The World Bank is also helping Iraq reduce severe air pollution arising from the gas flares of nearby oil fields.
Located at Iraq’s marshy southern tip where the Euphrates and Tigris rivers merge near the Gulf, Basra was for centuries a melting pot of Arabs, Persians, Turks, Indians and Greeks who all left their cultural imprint.
Much of Iraq suffered destruction in the string of wars since the 1980s. But Basra was especially hard hit as a city on the front line of the war with Iran, only a few dozen km (miles) across the Shatt Al Arab delta to the east.

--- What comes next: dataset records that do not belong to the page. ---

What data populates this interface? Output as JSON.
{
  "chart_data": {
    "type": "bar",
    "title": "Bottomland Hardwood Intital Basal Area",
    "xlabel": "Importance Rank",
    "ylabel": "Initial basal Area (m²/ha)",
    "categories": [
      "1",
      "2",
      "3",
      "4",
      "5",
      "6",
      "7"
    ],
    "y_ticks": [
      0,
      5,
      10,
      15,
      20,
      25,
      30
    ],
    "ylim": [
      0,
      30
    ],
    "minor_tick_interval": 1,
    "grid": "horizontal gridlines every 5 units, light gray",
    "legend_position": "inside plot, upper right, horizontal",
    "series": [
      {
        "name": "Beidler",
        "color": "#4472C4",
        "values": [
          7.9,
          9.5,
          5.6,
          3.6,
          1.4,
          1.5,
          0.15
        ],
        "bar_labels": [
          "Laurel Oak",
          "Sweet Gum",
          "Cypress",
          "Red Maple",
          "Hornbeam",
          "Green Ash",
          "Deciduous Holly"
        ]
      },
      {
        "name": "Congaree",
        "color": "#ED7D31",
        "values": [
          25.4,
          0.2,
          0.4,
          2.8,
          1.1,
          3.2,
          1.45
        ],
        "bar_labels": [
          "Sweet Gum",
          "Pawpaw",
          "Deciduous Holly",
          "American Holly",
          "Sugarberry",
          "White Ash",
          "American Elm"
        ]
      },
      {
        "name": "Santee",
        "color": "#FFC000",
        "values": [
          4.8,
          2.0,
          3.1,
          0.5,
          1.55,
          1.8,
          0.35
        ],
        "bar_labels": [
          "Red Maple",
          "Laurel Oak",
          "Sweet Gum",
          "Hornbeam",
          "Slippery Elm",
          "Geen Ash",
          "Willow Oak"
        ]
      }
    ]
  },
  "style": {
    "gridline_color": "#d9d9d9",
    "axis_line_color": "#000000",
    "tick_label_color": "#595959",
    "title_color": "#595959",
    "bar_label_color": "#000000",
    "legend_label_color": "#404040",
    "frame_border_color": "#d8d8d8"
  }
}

More devastation occurred in the course of two uprisings by southern Iraq’s majority Shi’ite Muslims against the Sunni Saddam that were brutally crushed.
More recently, a drought has almost dried up canals while Basra is also often engulfed in smog blamed on oil production.
Tired of the state failing to restore historic buildings, local artists are trying to revive a once-vibrant cultural life.
At a refurbished Ottoman palace, art exhibitions and concerts are held as painters, poets and musicians have come back after many years of keeping a low profile to avoid Saddam’s agents or, after his overthrow, militants.
“We now have an event almost every day. Security has improved,” said Abdelhak al-Mothafer, head of the state cultural centre in the palace.
But with few inclined to make their way through broken, garbage-strewn streets to the palace, painter Sabri Al Malek sat alone there one recent day waiting for buyers to show up.
“I have sold only three of 21 paintings,” he said. “We don’t have any tourists anymore like in the 1970s when Basra had its heyday.”